O Governo do Estado do Rio de Janeiro publicou, no Diário Oficial desta quarta-feira (17/06), o aviso de pregão para contratar empresas responsáveis pelo fornecimento de alimentação nos presídios estaduais. O processo será conduzido pela Secretaria de Polícia Penal (Seppen) e recebeu aval do Tribunal de Justiça do Rio de Janeiro e do Tribunal de Contas do Estado do Rio de Janeiro (TCE-RJ).
A medida tenta encerrar um problema antigo no sistema prisional fluminense: a contratação de empresas sem licitação para esse tipo de serviço. O novo modelo prevê a divisão da licitação em lotes, o que permite a contratação de mais de uma empresa para atender as unidades prisionais do estado.
O edital tem valor estimado em até R$ 1,3 bilhão. Esse é o teto previsto para o contrato, mas o valor final poderá ser reduzido conforme os lances apresentados durante o pregão. A licitação abrange todas as unidades prisionais do Rio de Janeiro. Em dois anos, a previsão é de produção de mais de 170 milhões de refeições.
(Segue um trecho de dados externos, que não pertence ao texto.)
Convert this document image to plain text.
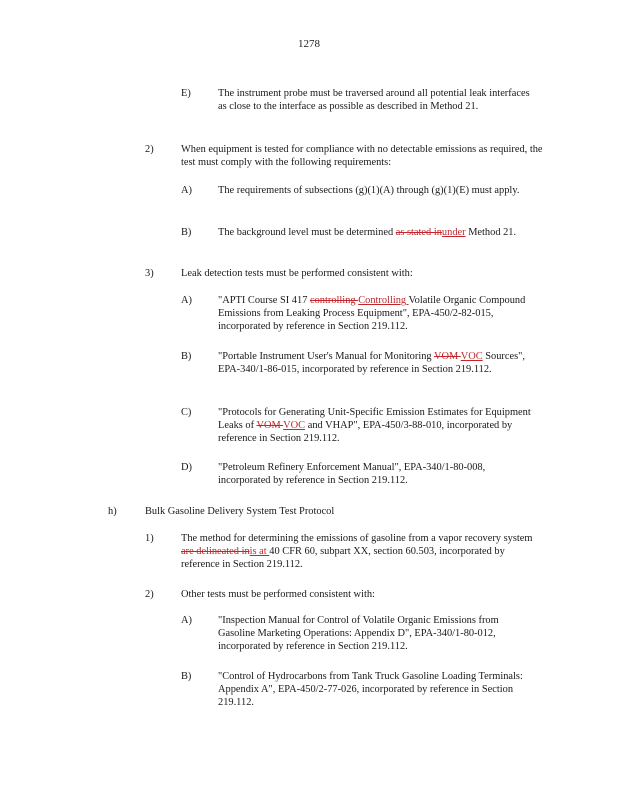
1278
E)	The instrument probe must be traversed around all potential leak interfaces as close to the interface as possible as described in Method 21.
2)	When equipment is tested for compliance with no detectable emissions as required, the test must comply with the following requirements:
A)	The requirements of subsections (g)(1)(A) through (g)(1)(E) must apply.
B)	The background level must be determined as stated inunder Method 21.
3)	Leak detection tests must be performed consistent with:
A)	"APTI Course SI 417 controlling Controlling Volatile Organic Compound Emissions from Leaking Process Equipment", EPA-450/2-82-015, incorporated by reference in Section 219.112.
B)	"Portable Instrument User's Manual for Monitoring VOM VOC Sources", EPA-340/1-86-015, incorporated by reference in Section 219.112.
C)	"Protocols for Generating Unit-Specific Emission Estimates for Equipment Leaks of VOM VOC and VHAP", EPA-450/3-88-010, incorporated by reference in Section 219.112.
D)	"Petroleum Refinery Enforcement Manual", EPA-340/1-80-008, incorporated by reference in Section 219.112.
h)	Bulk Gasoline Delivery System Test Protocol
1)	The method for determining the emissions of gasoline from a vapor recovery system are delineated inis at 40 CFR 60, subpart XX, section 60.503, incorporated by reference in Section 219.112.
2)	Other tests must be performed consistent with:
A)	"Inspection Manual for Control of Volatile Organic Emissions from Gasoline Marketing Operations: Appendix D", EPA-340/1-80-012, incorporated by reference in Section 219.112.
B)	"Control of Hydrocarbons from Tank Truck Gasoline Loading Terminals: Appendix A", EPA-450/2-77-026, incorporated by reference in Section 219.112.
Aval do TCE destravou a licitação
A autorização do TCE-RJ ocorreu após manifestação da Procuradoria Geral do Estado (PGE-RJ), que defendeu a regularidade do processo e apontou conformidade com as normas de contratações públicas.
Com isso, a Corte de Contas julgou improcedentes as representações contra o edital, revogou a decisão anterior que havia suspendido a licitação e arquivou os questionamentos sobre a regularidade do processo. Segundo o entendimento do órgão, não foram identificadas violações aos princípios da proporcionalidade, da transparência ou da competitividade.
O aval do Judiciário e do TCE-RJ também dá segurança jurídica ao processo, que havia sido alvo de impugnações. Para o governo, a licitação cria um modelo mais previsível e fiscalizável para um serviço considerado essencial dentro do sistema prisional.
Estado tem cerca de 47 mil custodiados
De acordo com resolução do Conselho Nacional de Política Criminal e Penitenciária, vinculado ao Ministério da Justiça, presos do sistema têm direito a cinco refeições por dia. Também há previsão de lanche em casos de deslocamento para audiências ou outros compromissos externos.
Atualmente, o Rio de Janeiro tem cerca de 47 mil custodiados. Isso representa a produção aproximada de 235 mil refeições por dia, além dos lanches destinados aos presos que precisam sair das unidades para compromissos judiciais ou administrativos.
O novo formato também prevê maior rastreabilidade, fiscalização e controle orçamentário. O edital inclui critérios de sustentabilidade, com exigências para redução de desperdício, uso racional de insumos e adoção de práticas ambientais na produção e distribuição das refeições.